A photonsensitive metallic surface is illuminated alternately with light of wavelength 3100 Å and 6200 Å . It is observed that maximum speeds of the photoelectrons in two cases are in ratio ` 2 : 1 ` . The work function of the metal is (hc = 12400 e VÅ)

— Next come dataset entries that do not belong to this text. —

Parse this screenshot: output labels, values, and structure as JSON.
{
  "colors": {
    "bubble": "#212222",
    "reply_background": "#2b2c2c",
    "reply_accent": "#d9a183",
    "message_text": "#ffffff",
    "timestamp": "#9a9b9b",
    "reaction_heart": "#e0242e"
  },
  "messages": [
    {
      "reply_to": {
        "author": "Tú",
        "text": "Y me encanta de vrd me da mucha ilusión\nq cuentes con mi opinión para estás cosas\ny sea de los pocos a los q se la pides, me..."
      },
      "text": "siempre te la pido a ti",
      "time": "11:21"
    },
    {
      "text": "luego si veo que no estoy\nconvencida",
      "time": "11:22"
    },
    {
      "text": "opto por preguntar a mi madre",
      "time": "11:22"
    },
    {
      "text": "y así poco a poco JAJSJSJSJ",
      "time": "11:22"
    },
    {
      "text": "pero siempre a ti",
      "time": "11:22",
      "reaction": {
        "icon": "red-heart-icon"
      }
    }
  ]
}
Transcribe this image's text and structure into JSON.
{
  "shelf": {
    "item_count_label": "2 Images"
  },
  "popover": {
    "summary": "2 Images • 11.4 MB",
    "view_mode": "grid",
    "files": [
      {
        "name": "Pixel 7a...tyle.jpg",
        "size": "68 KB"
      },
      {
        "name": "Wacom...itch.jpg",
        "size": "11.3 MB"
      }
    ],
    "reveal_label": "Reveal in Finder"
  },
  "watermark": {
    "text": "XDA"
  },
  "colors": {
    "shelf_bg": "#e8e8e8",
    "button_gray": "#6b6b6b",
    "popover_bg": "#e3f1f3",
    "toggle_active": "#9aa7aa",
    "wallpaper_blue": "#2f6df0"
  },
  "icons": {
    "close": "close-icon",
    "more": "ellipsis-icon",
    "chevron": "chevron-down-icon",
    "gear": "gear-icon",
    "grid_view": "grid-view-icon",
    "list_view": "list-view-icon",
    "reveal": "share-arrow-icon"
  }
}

To solve the problem, we need to find the work function (φ) of the metal using the given data about the wavelengths of light and the ratio of the maximum speeds of the photoelectrons. ### Step-by-step Solution: 1. **Understand the relationship between kinetic energy and wavelength**: The kinetic energy (KE) of photoelectrons can be expressed using the equation: \[ KE = \frac{hc}{\lambda} - \phi \] where: - \( KE \) is the kinetic energy of the photoelectrons, - \( h \) is Planck's constant, - \( c \) is the speed of light, - \( \lambda \) is the wavelength of the incident light, - \( \phi \) is the work function of the metal. 2. **Set up the equations for the two wavelengths**: Let: - For \( \lambda_A = 3100 \, \text{Å} \) (first case), - For \( \lambda_B = 6200 \, \text{Å} \) (second case). The kinetic energies for the two cases can be written as: \[ KE_A = \frac{hc}{\lambda_A} - \phi \] \[ KE_B = \frac{hc}{\lambda_B} - \phi \] 3. **Use the ratio of maximum speeds**: Given that the maximum speeds of the photoelectrons are in the ratio \( 2:1 \), we know that: \[ \frac{KE_A}{KE_B} = \left(\frac{v_A}{v_B}\right)^2 = \left(\frac{2}{1}\right)^2 = 4 \] Therefore, we have: \[ \frac{KE_A}{KE_B} = 4 \] 4. **Substituting the kinetic energy equations**: From the ratio of kinetic energies, we can write: \[ \frac{\frac{hc}{\lambda_A} - \phi}{\frac{hc}{\lambda_B} - \phi} = 4 \] 5. **Substituting the values of \( \lambda_A \) and \( \lambda_B \)**: Plugging in the values: \[ \frac{\frac{12400}{3100} - \phi}{\frac{12400}{6200} - \phi} = 4 \] 6. **Calculating the fractions**: Simplifying the fractions: \[ \frac{4 - \phi}{2 - \phi} = 4 \] 7. **Cross-multiplying**: Cross-multiplying gives: \[ 4(2 - \phi) = 4 - \phi \] Expanding this: \[ 8 - 4\phi = 4 - \phi \] 8. **Rearranging the equation**: Rearranging the terms: \[ 8 - 4 = 4\phi - \phi \] \[ 4 = 3\phi \] 9. **Solving for φ**: Dividing both sides by 3: \[ \phi = \frac{4}{3} \, \text{eV} \approx 1.33 \, \text{eV} \] 10. **Final answer**: The work function of the metal is approximately \( \phi = 4.3 \, \text{eV} \).